From Washington County and Clackamas County to the I-5 corridor and across the river into Vancouver, facility footprints are expanding along with the need for reliable day-to-day operations. Data centers, distribution hubs, advanced manufacturing, and suburban office parks are absorbing activity that once concentrated downtown. West of the city, Portland’s “Silicon Forest” continues to attract critical environments that value space, power access, and stability over visibility.

Alexandra Dooley, Senior Business Development Manager in Portland, describes the market as intensely relationship-driven and often cautious. “People here want to know who they’re working with,” she noted. “They care about local presence, trust, and whether you actually understand their building, not just the contract.”

As a result, solutions are becoming more flexible. Owners are asking for alternative pricing structures. Managers are seeking partners who can scale up or down without sacrificing service. In many buildings, tenant experience has become a strategic lever, with common areas repurposed, events hosted, and day-to-day service becoming more visible and more personal.

The next phase of Portland’s facilities story is taking shape beyond downtown. Suburban office parks, manufacturing sites, distribution centers, and critical environments are driving real demand—and bringing new expectations with them.

By the Numbers
  • ~40–45 million square feet of office space across the metro area
  • Top 20 U.S. data center market by inventory, with continued expansion in Hillsboro/Washington County
  • Washington County (“Silicon Forest”) hosts one of the largest concentrations of semiconductor and advanced manufacturing facilities in the region
  • Central Business District office vacancy exceeding 25–30% (varies by submarket and quarter)

Case Study

Modernizing mission-critical facilities in aerospace manufacturing

A leading global aerospace manufacturer in the Pacific Northwest required a modernized facility strategy to align with the precision and visibility of world-class production.

Challenge

After decades without comprehensive specialty cleaning, their high-bay environments and shop floors no longer reflected modern aerospace standards.

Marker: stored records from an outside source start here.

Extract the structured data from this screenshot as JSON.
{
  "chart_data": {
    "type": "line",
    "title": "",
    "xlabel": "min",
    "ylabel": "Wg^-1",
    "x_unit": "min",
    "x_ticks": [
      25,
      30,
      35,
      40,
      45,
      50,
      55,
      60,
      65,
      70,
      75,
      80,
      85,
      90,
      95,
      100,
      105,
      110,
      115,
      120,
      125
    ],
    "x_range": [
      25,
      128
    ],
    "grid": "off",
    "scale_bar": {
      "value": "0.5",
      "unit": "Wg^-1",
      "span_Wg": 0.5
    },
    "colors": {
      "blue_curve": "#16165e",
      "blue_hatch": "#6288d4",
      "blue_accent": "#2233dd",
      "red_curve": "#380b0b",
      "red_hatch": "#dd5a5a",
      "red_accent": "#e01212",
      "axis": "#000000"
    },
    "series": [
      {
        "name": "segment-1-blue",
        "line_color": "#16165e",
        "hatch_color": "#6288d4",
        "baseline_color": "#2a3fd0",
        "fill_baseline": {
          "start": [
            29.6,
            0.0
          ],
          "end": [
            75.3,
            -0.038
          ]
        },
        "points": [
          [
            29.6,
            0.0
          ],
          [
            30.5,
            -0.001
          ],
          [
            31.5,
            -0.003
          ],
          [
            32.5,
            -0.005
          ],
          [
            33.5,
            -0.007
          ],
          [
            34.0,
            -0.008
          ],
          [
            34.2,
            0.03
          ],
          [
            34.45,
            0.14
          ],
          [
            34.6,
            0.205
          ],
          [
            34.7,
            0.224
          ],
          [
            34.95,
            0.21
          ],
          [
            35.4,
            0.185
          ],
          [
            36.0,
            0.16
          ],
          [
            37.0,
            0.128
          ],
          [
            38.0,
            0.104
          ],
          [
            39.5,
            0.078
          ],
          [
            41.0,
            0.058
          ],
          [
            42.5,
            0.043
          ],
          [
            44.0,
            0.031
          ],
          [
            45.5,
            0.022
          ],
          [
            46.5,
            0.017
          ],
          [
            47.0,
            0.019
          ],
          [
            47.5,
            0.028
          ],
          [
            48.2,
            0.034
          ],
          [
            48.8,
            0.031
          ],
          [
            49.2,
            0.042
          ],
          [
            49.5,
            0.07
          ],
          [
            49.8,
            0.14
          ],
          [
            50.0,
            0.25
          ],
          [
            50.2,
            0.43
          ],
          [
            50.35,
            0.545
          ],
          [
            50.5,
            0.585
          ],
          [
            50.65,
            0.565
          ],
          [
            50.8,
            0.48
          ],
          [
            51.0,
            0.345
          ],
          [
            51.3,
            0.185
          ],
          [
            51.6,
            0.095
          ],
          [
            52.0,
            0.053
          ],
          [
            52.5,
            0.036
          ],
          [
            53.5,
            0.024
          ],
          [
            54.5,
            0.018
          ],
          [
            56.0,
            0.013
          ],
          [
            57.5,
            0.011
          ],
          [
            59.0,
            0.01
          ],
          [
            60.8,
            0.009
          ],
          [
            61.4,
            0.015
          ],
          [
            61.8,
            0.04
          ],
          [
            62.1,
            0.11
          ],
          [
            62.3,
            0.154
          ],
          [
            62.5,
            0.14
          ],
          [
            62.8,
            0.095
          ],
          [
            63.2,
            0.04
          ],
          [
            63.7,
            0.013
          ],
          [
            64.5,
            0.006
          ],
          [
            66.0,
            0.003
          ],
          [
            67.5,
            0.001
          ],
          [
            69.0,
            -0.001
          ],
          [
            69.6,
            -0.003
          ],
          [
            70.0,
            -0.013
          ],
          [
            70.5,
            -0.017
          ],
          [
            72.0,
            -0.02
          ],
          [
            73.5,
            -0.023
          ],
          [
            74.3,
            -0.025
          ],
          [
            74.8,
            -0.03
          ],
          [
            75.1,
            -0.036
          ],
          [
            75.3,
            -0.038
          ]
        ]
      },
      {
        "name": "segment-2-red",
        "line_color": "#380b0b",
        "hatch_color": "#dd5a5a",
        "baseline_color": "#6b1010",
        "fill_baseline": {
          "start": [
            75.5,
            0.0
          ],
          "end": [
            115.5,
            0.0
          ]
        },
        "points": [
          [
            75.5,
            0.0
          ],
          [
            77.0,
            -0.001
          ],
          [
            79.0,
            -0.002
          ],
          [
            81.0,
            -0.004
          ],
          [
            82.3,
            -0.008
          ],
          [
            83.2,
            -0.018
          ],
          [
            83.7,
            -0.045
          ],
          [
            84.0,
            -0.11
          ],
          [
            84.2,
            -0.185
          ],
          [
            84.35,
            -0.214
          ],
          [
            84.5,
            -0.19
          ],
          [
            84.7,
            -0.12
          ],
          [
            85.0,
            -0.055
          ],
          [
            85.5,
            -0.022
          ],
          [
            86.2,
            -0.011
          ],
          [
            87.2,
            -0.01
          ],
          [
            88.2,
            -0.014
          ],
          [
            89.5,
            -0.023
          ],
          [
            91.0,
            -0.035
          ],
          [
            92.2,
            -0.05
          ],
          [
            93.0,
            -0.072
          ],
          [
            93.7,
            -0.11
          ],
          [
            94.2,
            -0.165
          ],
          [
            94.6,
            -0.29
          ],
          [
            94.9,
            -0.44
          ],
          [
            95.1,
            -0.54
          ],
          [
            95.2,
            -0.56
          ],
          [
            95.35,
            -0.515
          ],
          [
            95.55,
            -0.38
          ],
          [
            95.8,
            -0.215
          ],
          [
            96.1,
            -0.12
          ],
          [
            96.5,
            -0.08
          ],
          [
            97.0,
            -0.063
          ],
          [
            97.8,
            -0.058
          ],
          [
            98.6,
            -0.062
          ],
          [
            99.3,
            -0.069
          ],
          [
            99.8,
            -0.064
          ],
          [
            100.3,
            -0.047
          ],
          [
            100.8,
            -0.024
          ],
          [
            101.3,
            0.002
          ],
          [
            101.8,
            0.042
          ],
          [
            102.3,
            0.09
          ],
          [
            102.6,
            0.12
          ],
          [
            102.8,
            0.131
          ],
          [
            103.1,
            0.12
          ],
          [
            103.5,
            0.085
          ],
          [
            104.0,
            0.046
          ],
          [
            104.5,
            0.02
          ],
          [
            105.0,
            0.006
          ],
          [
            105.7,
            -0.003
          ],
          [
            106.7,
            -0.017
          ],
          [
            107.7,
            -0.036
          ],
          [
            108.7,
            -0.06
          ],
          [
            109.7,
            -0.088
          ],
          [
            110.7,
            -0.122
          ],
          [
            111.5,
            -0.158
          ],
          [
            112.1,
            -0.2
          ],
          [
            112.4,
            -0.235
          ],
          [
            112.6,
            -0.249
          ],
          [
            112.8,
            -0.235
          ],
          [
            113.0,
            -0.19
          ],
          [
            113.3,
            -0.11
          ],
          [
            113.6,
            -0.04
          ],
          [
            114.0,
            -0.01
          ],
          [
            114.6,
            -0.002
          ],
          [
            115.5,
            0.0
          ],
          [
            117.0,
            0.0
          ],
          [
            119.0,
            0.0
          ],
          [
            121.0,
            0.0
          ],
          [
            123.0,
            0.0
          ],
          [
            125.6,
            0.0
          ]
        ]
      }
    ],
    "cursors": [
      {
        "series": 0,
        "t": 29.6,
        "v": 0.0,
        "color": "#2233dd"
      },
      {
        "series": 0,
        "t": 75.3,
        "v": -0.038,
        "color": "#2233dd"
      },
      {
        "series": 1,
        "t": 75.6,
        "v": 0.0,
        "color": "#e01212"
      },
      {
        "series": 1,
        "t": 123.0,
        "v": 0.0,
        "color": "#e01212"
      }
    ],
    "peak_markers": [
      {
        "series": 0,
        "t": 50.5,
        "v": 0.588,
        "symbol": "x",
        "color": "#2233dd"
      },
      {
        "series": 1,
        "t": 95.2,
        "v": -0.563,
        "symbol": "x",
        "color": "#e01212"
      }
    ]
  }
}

Facing heightened regulatory oversight and financial pressures, the client needed to modernize over 5 million square feet of mission-critical space without disrupting complex union guidelines.

Solution

ABM stepped in with a high-impact, integrated solution designed to restore pride and production readiness:

  • Specialty Cleaning: Restoring manufacturing and shop floor standards through high-bay cleaning up to 105 feet.
  • Operational Consulting: Conducting thousands of structured audits to benchmark workflows and develop data-backed improvement playbooks.
  • Infrastructure Analysis: Utilizing campus-wide aerial thermography to identify energy loss, moisture intrusion, and structural risks.
  • Janitorial & Support Services: Providing quarterly custodial programs and move, add, change (MAC) support for vendor operations.

Benefit

The results were transformative, successfully repositioning the facility to reflect modern standards. Enhanced workplace conditions boosted employee morale, and proactive infrastructure assessments reduced operational risk. Data-driven insights from thousands of audits allowed the client to prioritize maintenance and capital investments effectively.

The success of this partnership has since led to an expanded partnership across additional facilities, reinforcing ABM’s role in supporting mission-critical aerospace manufacturing at a massive scale.